Le parc nucléaire japonais, le troisième au monde après les USA et la France, connaît de graves problèmes de sûreté, dix-sept réacteurs ayant même été fermés d’un coup (pour plusieurs mois) en 2003 du fait de la falsification par les exploitants de rapports de sûreté alarmants. L’opinion publique a été très marquée par ce scandale, et aussi par l’accident de Tokaï-Mura en 1999, qui a causé la mort de trois travailleurs et irradié des centaines d’habitants.
- Amérique du Sud
Le Brésil, où ne fonctionnent que deux réacteurs, en annonce cinq nouveaux, mais il est d’abord confronté au problème d’Angra3, réacteur resté en pièces détachées depuis... vingt ans. Idem pour l’Argentine (où fonctionnent aussi deux réacteurs) qui a annoncé en août 2006 un plan nucléaire dont le premier objectif est de terminer la construction du réacteur Atucha 2, commencée... en 1981.
- Dictatures
Ici ou là, des dictateurs pensent se donner du prestige en annonçant la construction d’un réacteur nucléaire. C’est le cas de Kadhafi (Libye), Loukachenko (Biélorussie, pays toujours contaminé par la catastrophe de Tchernobyl) ou de l’Egypte, où le fils de Moubarak a le soutien des USA pour la construction d’un réacteur. La Corée du Nord et l’Iran ont chacun un programme nucléaire pour lequel la production d’électricité reste virtuelle, l’objectif étant l’accès à l’arme atomique. En résumé, beaucoup d’annonces pour... fort peu d’électricité.
- Allemagne / Suède
On peut lire ici où là que le plan de sortie du nucléaire en Allemagne serait remis en cause. Ce n’est pour le moment pas le cas mais, de toute façon, le pire qui soit envisagé est de ne pas fermer les réacteurs de façon anticipée. En aucun cas la construction de nouveaux réacteurs n’est envisagée : le nucléaire est de toute façon promis à la disparition en Allemagne. La situation est identique en Suède où la fermeture des dix réacteurs actuels a été décidée en 1980. Ce plan traîne certes en longueur mais, là aussi, aucun nouveau réacteur n’est prévu et le nucléaire va de toute façon disparaître. Notons aussi qu’un accident, potentiellement très grave, a été frôlé le 25 juiller dernier à la centrale de Forsmark.

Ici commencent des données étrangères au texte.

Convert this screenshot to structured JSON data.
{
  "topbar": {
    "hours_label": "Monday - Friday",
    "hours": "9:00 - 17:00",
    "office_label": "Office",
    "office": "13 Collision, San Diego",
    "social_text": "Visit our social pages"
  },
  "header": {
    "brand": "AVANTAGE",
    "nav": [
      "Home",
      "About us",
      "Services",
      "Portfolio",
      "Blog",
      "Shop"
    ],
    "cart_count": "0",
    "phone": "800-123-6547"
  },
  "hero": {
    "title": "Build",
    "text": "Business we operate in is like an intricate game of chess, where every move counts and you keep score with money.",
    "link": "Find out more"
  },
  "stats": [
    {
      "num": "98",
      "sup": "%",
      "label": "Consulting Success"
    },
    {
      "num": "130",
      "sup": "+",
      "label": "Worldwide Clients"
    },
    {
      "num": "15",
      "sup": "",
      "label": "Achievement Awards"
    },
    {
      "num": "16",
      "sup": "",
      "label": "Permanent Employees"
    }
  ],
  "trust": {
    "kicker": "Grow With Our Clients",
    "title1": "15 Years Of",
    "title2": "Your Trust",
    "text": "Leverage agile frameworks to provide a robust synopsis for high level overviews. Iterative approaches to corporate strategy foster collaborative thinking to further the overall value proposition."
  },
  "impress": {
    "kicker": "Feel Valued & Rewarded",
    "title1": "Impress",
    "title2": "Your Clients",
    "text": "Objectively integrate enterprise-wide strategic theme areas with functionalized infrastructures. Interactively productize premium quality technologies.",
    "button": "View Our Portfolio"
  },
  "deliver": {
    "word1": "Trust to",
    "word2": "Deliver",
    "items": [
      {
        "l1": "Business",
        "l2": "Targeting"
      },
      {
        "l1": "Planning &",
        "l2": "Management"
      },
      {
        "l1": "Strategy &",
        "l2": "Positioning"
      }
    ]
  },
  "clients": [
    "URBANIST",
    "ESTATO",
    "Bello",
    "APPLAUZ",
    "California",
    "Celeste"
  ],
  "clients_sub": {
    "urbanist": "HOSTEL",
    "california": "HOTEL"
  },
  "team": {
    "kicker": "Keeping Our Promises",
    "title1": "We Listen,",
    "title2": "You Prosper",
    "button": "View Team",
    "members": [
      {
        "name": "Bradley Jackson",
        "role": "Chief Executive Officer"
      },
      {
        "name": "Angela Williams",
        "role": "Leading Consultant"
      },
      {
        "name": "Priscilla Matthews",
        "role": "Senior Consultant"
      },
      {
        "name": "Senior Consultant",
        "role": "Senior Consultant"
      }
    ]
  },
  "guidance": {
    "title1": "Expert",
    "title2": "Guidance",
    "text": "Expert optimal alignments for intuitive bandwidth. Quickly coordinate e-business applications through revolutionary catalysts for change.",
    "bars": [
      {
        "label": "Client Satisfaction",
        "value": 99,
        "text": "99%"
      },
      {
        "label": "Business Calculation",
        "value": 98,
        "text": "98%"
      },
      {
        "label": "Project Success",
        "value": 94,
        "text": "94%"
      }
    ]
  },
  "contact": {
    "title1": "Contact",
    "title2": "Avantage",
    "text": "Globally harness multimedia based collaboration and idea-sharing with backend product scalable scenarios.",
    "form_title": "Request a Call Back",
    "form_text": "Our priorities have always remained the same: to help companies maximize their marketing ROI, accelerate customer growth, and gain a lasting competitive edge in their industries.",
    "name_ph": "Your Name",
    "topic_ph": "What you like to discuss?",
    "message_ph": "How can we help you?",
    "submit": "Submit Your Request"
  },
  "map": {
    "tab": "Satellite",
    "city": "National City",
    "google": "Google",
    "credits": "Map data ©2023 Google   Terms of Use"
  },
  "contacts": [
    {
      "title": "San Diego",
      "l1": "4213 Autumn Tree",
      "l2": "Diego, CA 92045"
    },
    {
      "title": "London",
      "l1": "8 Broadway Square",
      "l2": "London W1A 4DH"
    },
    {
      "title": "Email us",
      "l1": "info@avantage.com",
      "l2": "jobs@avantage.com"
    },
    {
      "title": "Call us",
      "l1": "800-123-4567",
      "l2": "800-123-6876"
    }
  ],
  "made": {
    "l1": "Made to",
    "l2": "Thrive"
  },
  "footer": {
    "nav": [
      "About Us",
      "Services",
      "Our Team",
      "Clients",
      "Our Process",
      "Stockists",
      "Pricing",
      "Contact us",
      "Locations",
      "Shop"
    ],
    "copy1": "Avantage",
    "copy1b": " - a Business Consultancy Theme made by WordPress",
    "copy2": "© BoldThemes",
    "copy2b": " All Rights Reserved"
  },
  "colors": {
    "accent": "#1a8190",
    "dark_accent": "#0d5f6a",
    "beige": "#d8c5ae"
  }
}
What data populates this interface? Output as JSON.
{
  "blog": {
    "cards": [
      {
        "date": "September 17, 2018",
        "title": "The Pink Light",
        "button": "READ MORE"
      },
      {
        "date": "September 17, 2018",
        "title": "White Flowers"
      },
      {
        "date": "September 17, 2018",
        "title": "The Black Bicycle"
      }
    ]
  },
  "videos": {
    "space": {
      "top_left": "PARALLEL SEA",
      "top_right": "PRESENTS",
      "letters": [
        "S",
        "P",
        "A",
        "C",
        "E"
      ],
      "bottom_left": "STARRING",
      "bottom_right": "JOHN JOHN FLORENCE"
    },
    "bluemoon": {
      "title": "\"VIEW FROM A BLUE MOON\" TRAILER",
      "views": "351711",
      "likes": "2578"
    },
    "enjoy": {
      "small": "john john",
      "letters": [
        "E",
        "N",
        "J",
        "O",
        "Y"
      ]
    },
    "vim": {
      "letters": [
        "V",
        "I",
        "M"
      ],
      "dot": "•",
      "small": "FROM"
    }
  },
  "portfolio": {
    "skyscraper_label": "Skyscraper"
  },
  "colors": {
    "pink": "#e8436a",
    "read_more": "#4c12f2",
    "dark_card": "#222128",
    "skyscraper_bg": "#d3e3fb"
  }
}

Le rapport "Facteur 4", remis au gouvernement français en octobre dernier, explique que l’énergie nucléaire représente 2 % de l’énergie finale dans le monde et pointe l’apport finalement marginal du nucléaire dans la lutte contre l’effet de serre. On ne saurait mieux illustrer le fait que le nucléaire, même s’il impose un danger maximal, occupe en réalité une place très faible dans l’énergie mondiale. Et, nous venons de le décrire, cette faible part est en déclin inexorable.